La casa seguía desmoronándose: una tubería reventada, la lavadora estropeada, las paredes llenas de humedad. Llamé al seguro, pero solo cubrían lo mínimo. Sergio decía que no había dinero para reformas.

Una tarde, después de otra pelea con Lucas porque no quería hacer los deberes, salí al balcón y miré las luces de Madrid encendiéndose poco a poco. Pensé en marcharme. Dejarlo todo: la casa, Sergio, incluso a Lucas. Pero enseguida me sentí culpable solo por pensarlo.

Esa noche, Sergio llegó más tarde de lo habitual. Olía a alcohol y traía los ojos vidriosos.

—¿Dónde estabas? —le pregunté con voz temblorosa.

—¿Ahora eres mi madre? —me respondió con desprecio.

Discutimos. Gritamos tanto que Lucas se encerró en el baño y no quiso salir hasta que le prometí que no íbamos a separarnos.

Al día siguiente, mi madre vino a visitarnos. Al ver el estado de la casa y mi cara demacrada, me abrazó fuerte.

—Lucía, hija… No tienes por qué aguantar esto sola —me susurró al oído.

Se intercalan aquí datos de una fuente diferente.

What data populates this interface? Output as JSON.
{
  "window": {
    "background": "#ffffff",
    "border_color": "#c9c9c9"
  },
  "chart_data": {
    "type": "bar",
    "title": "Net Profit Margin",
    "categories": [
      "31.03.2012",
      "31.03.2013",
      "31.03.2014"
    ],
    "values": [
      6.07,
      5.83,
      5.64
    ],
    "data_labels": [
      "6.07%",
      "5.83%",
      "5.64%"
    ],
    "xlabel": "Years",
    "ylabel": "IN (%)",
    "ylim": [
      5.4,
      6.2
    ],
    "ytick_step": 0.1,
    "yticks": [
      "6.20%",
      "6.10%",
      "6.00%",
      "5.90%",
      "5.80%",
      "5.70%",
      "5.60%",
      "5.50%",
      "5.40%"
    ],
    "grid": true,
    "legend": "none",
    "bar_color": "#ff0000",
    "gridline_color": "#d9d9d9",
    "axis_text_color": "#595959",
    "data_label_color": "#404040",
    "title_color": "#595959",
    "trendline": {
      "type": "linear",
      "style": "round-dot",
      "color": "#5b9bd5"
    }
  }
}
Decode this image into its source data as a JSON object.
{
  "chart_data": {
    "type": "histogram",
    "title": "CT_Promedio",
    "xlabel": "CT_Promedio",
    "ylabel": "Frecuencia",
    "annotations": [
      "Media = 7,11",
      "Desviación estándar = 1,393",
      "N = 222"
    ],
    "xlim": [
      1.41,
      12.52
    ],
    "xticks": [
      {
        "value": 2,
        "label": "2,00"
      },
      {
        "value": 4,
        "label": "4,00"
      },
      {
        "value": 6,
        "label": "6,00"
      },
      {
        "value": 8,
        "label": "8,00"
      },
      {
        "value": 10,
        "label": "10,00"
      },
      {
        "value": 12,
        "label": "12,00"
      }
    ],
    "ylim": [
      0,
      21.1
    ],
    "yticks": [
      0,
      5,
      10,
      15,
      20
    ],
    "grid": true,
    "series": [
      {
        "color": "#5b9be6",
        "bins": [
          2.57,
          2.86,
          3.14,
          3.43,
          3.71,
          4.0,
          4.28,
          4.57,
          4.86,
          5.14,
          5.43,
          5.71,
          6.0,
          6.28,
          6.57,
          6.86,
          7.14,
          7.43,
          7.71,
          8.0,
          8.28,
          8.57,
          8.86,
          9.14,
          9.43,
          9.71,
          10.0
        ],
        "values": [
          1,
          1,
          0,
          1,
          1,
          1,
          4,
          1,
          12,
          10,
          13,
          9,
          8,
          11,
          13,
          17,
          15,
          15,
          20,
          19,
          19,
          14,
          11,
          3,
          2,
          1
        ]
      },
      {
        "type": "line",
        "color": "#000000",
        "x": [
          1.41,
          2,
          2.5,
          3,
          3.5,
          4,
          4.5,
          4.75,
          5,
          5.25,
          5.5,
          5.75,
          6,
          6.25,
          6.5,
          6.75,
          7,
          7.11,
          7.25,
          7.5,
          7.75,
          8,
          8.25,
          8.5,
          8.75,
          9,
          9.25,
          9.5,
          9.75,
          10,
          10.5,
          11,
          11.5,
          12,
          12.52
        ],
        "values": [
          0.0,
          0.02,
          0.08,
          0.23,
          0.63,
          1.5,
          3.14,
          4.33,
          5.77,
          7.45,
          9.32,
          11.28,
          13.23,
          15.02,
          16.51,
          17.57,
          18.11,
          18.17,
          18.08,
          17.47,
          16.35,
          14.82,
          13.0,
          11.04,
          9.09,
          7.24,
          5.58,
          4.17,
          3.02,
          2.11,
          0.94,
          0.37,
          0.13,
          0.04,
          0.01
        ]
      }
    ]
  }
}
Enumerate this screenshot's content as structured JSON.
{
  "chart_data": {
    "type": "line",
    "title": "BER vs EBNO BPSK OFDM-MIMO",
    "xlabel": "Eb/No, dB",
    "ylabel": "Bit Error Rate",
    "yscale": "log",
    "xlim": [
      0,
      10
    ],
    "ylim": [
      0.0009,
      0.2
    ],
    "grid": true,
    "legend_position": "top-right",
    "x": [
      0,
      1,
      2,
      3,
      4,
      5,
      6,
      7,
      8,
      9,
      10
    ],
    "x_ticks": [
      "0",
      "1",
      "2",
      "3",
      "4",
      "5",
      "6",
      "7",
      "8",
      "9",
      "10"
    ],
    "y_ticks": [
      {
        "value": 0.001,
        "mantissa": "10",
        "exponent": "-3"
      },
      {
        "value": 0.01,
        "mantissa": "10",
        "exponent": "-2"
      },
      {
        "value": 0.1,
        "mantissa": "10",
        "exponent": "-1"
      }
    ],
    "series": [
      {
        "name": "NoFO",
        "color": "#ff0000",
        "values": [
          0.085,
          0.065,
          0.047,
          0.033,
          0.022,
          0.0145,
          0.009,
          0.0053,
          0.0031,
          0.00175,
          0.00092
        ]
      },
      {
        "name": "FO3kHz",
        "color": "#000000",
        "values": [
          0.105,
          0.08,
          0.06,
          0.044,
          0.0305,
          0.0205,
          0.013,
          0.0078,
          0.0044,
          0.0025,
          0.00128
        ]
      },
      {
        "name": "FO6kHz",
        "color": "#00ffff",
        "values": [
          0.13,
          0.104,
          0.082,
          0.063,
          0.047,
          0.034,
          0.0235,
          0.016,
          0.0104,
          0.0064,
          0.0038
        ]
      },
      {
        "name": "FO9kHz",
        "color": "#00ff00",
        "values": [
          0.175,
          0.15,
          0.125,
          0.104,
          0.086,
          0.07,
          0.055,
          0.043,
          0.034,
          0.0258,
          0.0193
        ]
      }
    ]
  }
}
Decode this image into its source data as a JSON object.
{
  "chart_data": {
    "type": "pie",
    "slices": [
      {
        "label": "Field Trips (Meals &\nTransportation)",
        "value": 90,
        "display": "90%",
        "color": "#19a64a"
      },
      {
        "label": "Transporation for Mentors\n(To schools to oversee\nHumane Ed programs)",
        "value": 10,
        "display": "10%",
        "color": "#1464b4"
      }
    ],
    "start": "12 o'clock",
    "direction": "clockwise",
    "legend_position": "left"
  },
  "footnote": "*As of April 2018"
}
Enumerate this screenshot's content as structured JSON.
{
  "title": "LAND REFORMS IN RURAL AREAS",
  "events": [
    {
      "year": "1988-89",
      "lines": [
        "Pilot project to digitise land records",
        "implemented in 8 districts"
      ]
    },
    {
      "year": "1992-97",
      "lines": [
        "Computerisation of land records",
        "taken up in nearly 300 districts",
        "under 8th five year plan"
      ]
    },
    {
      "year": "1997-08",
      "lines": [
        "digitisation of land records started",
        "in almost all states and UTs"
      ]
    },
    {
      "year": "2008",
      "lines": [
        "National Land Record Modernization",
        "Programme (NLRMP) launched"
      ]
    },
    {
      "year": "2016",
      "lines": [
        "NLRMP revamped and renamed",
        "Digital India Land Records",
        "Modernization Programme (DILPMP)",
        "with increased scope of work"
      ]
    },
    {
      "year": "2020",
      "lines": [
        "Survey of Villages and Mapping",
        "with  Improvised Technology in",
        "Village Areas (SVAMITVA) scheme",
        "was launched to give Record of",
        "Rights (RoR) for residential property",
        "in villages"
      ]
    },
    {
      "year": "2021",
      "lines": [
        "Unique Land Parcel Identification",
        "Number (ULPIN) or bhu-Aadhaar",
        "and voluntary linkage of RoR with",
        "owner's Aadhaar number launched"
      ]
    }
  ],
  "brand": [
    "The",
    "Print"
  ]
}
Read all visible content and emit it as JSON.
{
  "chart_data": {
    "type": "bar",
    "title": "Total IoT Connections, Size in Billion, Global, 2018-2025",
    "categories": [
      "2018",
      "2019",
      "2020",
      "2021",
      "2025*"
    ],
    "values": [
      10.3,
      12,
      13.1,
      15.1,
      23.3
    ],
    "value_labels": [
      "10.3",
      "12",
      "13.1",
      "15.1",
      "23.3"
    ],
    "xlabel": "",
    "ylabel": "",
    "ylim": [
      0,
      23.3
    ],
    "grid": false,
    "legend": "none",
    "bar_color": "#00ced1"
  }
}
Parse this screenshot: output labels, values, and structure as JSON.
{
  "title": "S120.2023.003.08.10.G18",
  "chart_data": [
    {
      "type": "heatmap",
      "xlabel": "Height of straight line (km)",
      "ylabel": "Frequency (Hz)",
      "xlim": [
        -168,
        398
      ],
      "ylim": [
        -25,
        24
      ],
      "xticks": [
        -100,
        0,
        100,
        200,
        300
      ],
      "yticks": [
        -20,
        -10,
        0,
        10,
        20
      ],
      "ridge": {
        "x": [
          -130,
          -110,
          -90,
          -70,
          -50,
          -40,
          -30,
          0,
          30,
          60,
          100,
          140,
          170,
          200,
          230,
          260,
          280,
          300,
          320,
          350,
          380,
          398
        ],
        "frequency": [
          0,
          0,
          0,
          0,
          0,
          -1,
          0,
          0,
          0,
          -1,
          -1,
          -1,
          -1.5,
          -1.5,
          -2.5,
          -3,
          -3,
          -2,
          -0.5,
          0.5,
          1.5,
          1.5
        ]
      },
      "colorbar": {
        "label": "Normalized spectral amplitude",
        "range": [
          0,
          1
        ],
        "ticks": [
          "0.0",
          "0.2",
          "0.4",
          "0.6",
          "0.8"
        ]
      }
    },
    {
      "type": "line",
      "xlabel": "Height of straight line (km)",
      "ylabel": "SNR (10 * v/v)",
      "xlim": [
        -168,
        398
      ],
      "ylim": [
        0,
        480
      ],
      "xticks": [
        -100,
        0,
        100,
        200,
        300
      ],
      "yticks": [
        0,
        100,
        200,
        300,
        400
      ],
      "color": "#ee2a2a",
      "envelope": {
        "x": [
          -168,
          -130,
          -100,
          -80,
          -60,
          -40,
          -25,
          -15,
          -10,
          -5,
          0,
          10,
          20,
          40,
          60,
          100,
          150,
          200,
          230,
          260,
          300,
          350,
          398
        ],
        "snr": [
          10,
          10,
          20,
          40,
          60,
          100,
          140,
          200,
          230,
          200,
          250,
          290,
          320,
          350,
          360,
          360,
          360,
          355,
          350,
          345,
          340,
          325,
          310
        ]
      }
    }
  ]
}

Lloré como no lloraba desde niña. Le conté todo: mi miedo a fallar como madre, mi rabia hacia Sergio, mi agotamiento infinito.

—Tienes derecho a pedir ayuda —me dijo—. No eres menos madre por necesitarla.

Esa noche dormí en casa de mi madre con Lucas. Él se acurrucó contra mí como cuando era pequeño y por primera vez en meses sentí algo parecido a la paz.

Ahora escribo esto desde la habitación donde crecí. La casa sigue siendo vieja y pequeña, pero aquí las paredes no se caen encima y hay alguien que me escucha sin juzgarme.

No sé qué pasará mañana: si volveré con Sergio o buscaré otro camino sola con Lucas. Solo sé que ya no quiero seguir fingiendo que todo está bien mientras me hundo poco a poco.

A veces me pregunto: ¿cuántas madres estarán ahora mismo luchando solas entre paredes rotas y sueños deshechos? ¿Cuándo aprenderemos a pedir ayuda antes de rompernos del todo?